Нас провели в самые последние - девятнадцатый и двадцатый бараки. Здесь уже стояло несколько эсэсовцев и один штатский, но с номером заключенного. Крикнув, чтобы мы выстроились для проверки, этот штатский сразу же начал нас бить и пинать. За что? Ведь мы равняемся, а он ничего другого не велел.
Я вытянулась, замерла. Но этот штатский подлетел, и я, даже не успев сообразить, в кого он метит, скрючилась от страшной боли. А эсэсовцы стояли в стороне и гоготали.
Этот изверг избил всех - от одного конца строя до другого, причесался, поправил вылезшую рубашку и начал считать. Но тут один офицер заметил, что уже пора обедать, и они ушли, оставив нас стоять.
На другом конце строя стоят несколько десятков женщин. Они рассказывают о здешней жизни, и каждое их слово шепотом передается из уст в уста. Они из Польши. В этих блоках еще только неделю, раньше были в других. Здесь хуже, потому что старший этих блоков - Макс, тот самый, который сейчас избивал. Это дьявол в облике человека. Нескольких он уже забил насмерть. Сам он тоже заключенный, сидит одиннадцатый год за убийство своей жены и детей. Эсэсовцы его любят за неслыханную жестокость.
Так вот что значит настоящий концентрационный лагерь! Выходит, в Штрасденгофе еще было сравнительно терпимо... (...)
Пришли одетые в черное эсэсовцы, велели выстроиться и по одной проходить мимо них, показывая ноги. У кого на ногах очень много нарывов, тех сразу прогоняли, а у кого нарывов относительно немного, у тех проверяли еще и мышцы рук.
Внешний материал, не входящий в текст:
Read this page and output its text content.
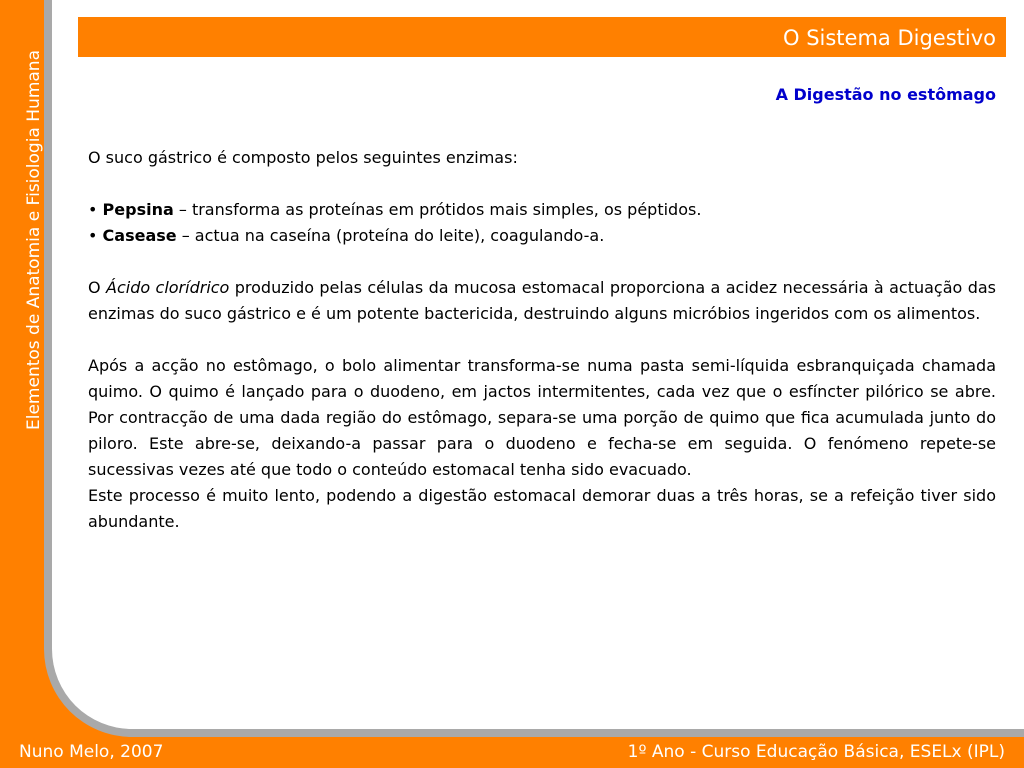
Elementos de Anatomia e Fisiologia Humana
O Sistema Digestivo
A Digestão no estômago

O suco gástrico é composto pelos seguintes enzimas:

• Pepsina – transforma as proteínas em prótidos mais simples, os péptidos.

• Casease – actua na caseína (proteína do leite), coagulando-a.

O Ácido clorídrico produzido pelas células da mucosa estomacal proporciona a acidez necessária à actuação das enzimas do suco gástrico e é um potente bactericida, destruindo alguns micróbios ingeridos com os alimentos.

Após a acção no estômago, o bolo alimentar transforma-se numa pasta semi-líquida esbranquiçada chamada quimo. O quimo é lançado para o duodeno, em jactos intermitentes, cada vez que o esfíncter pilórico se abre. Por contracção de uma dada região do estômago, separa-se uma porção de quimo que fica acumulada junto do piloro. Este abre-se, deixando-a passar para o duodeno e fecha-se em seguida. O fenómeno repete-se sucessivas vezes até que todo o conteúdo estomacal tenha sido evacuado.

Este processo é muito lento, podendo a digestão estomacal demorar duas a três horas, se a refeição tiver sido abundante.

Nuno Melo, 2007	1º Ano - Curso Educação Básica, ESELx (IPL)
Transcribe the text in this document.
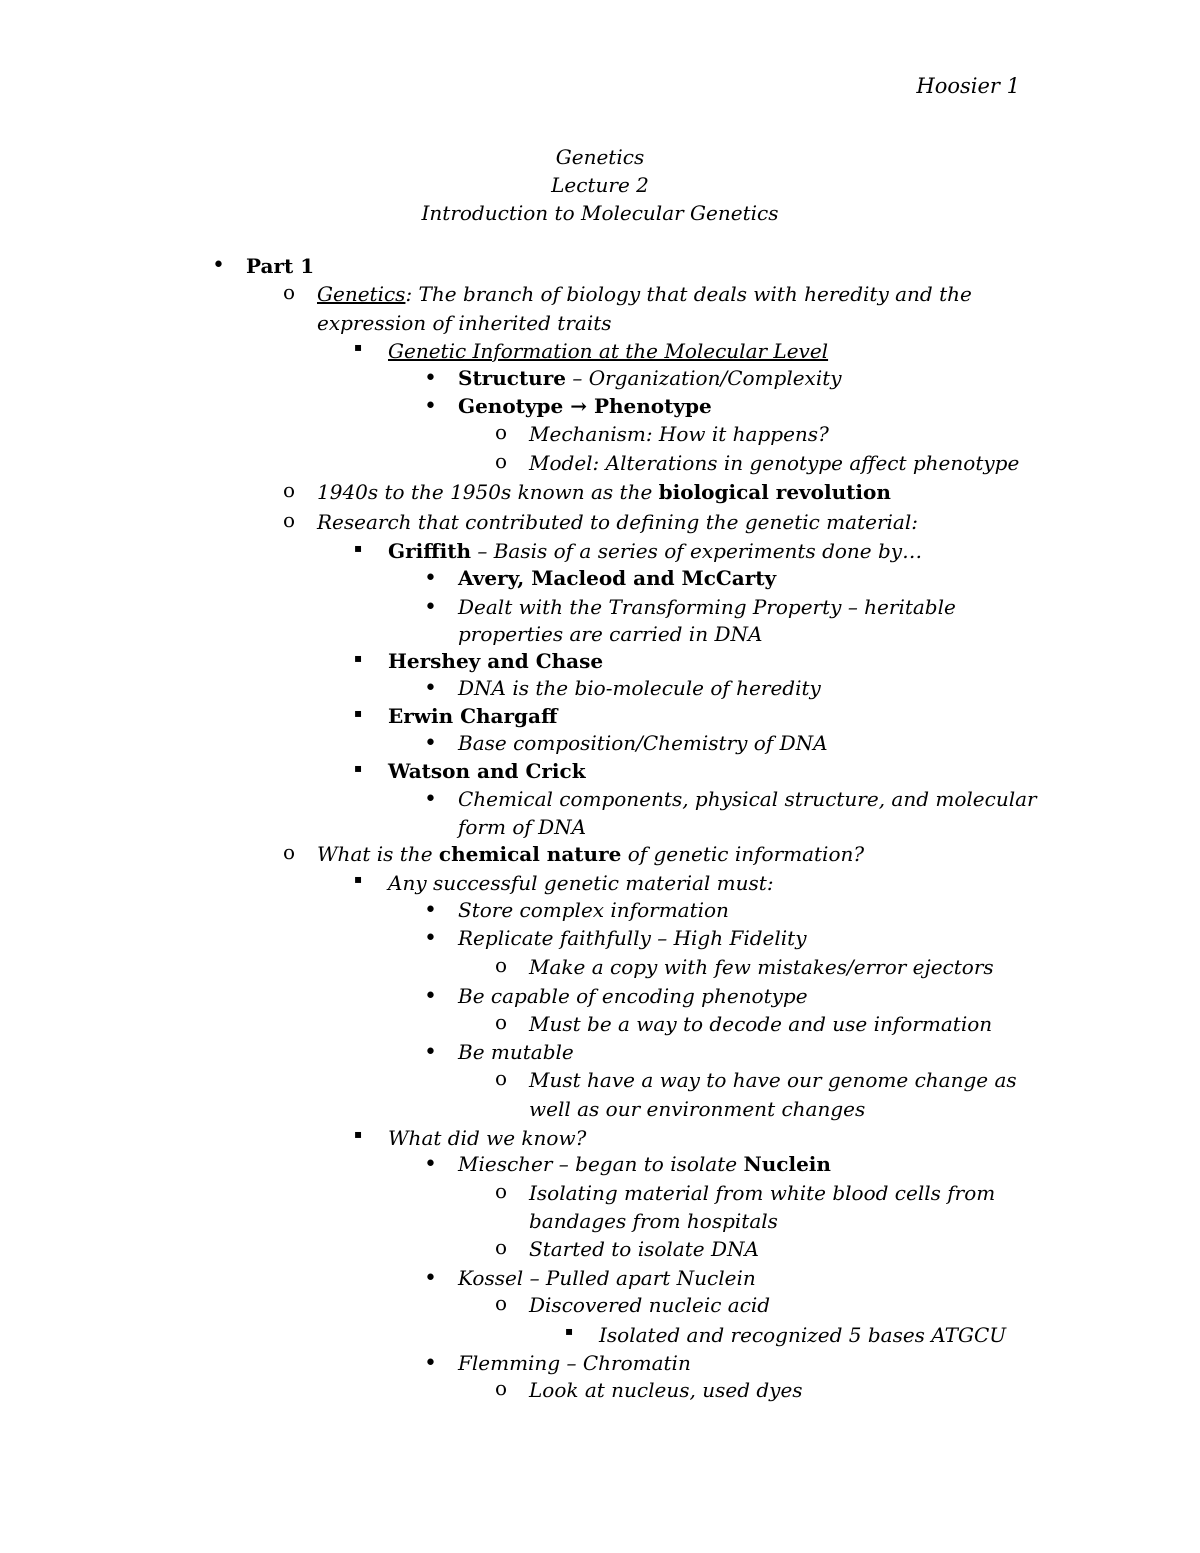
Hoosier 1
Genetics
Lecture 2
Introduction to Molecular Genetics
• Part 1
o Genetics: The branch of biology that deals with heredity and the
expression of inherited traits
▪ Genetic Information at the Molecular Level
• Structure – Organization/Complexity
• Genotype → Phenotype
o Mechanism: How it happens?
o Model: Alterations in genotype affect phenotype
o 1940s to the 1950s known as the biological revolution
o Research that contributed to defining the genetic material:
▪ Griffith – Basis of a series of experiments done by…
• Avery, Macleod and McCarty
• Dealt with the Transforming Property – heritable
properties are carried in DNA
▪ Hershey and Chase
• DNA is the bio-molecule of heredity
▪ Erwin Chargaff
• Base composition/Chemistry of DNA
▪ Watson and Crick
• Chemical components, physical structure, and molecular
form of DNA
o What is the chemical nature of genetic information?
▪ Any successful genetic material must:
• Store complex information
• Replicate faithfully – High Fidelity
o Make a copy with few mistakes/error ejectors
• Be capable of encoding phenotype
o Must be a way to decode and use information
• Be mutable
o Must have a way to have our genome change as
well as our environment changes
▪ What did we know?
• Miescher – began to isolate Nuclein
o Isolating material from white blood cells from
bandages from hospitals
o Started to isolate DNA
• Kossel – Pulled apart Nuclein
o Discovered nucleic acid
▪ Isolated and recognized 5 bases ATGCU
• Flemming – Chromatin
o Look at nucleus, used dyes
Я попала в число более крепких. Нас выстроили, сосчитали. Двух крайних погнали назад, чтобы осталось ровное число - триста. Охранник открыл ворота и вывел нас в соседнее отделение. Мы вздохнули с облегчением: будем хотя бы подальше от страшного Макса. Теперь мы и от остальных своих отгорожены проволокой. Они, бедные, стоят у ограды и с завистью смотрят на нас: мы поедем на работу, а они останутся здесь.
Кто-то пустил слух, что нас пошлют в деревню, к крестьянам. Офицеры об этом говорили между собой. Хуже, очевидно, не будет. Слух, кажется, подтвердился.
Приходил охранник. Взял десять женщин, спросил, умеют ли они доить коров. Все, конечно, поспешили заверить, что умеют. А если меня спросят?.. Скажу правду - не возьмут. Совру, что умею, - это скоро выяснится, и меня вернут в лагерь. Что делать? Спрашиваю у других, что скажут они. Но женщины только смеются над моими сомнениями.
Охранник вывел тридцать шесть женщин, в том числе и меня. Каждой выдали по рваному солдатскому одеялу. У ворот ожидали какие-то люди. Они начали нас выбирать. Осматривают, щупают мышцы, спрашивают, не лентяйки ли. (...) На меня никто не обращает внимания, все проходят мимо. Наверно, не возьмут и придется вернуться в этот ад. Может, самой напроситься? Другие так делают. Говорю: «Ich bin stark» -«Я сильная». Но никто не слышит. «Ich bin stark», - повторяю уже громче. «Was, was?» - спрашивает какой-то старик. Начинаю быстро объяснять, что хочу работать, что я не ленива. «Ja, gut!» - отвечает он и проходит... Но, очевидно, передумав, возвращается. Отводит меня в сторону, где уже стоят три отобранные им женщины.
Подходит конвоир, записывает наши номера и ведет вслед за хозяином. Идем той же дорогой, которой пришли сюда. Домики так же уютно отдыхают под лучами солнца. Садимся в вагончик узкоколейки. Конвоир не спускает с нас глаз. У самого моего лица грозно блестит его штык.
Наш хозяин - невысокий, кривоногий, лысый старик; глаза - еле прорезанные щелочки, а голос - хриплый и злой. Нами он, очевидно, недоволен. Жалуется конвоиру, что от такой падали не будет никакой пользы. У него уже было четверо таких, как мы, те были из Венгрии, но скоро ослабели, и пришлось увезти их прямо в крематорий. Ну и попались! А я, дура, еще сама напросилась.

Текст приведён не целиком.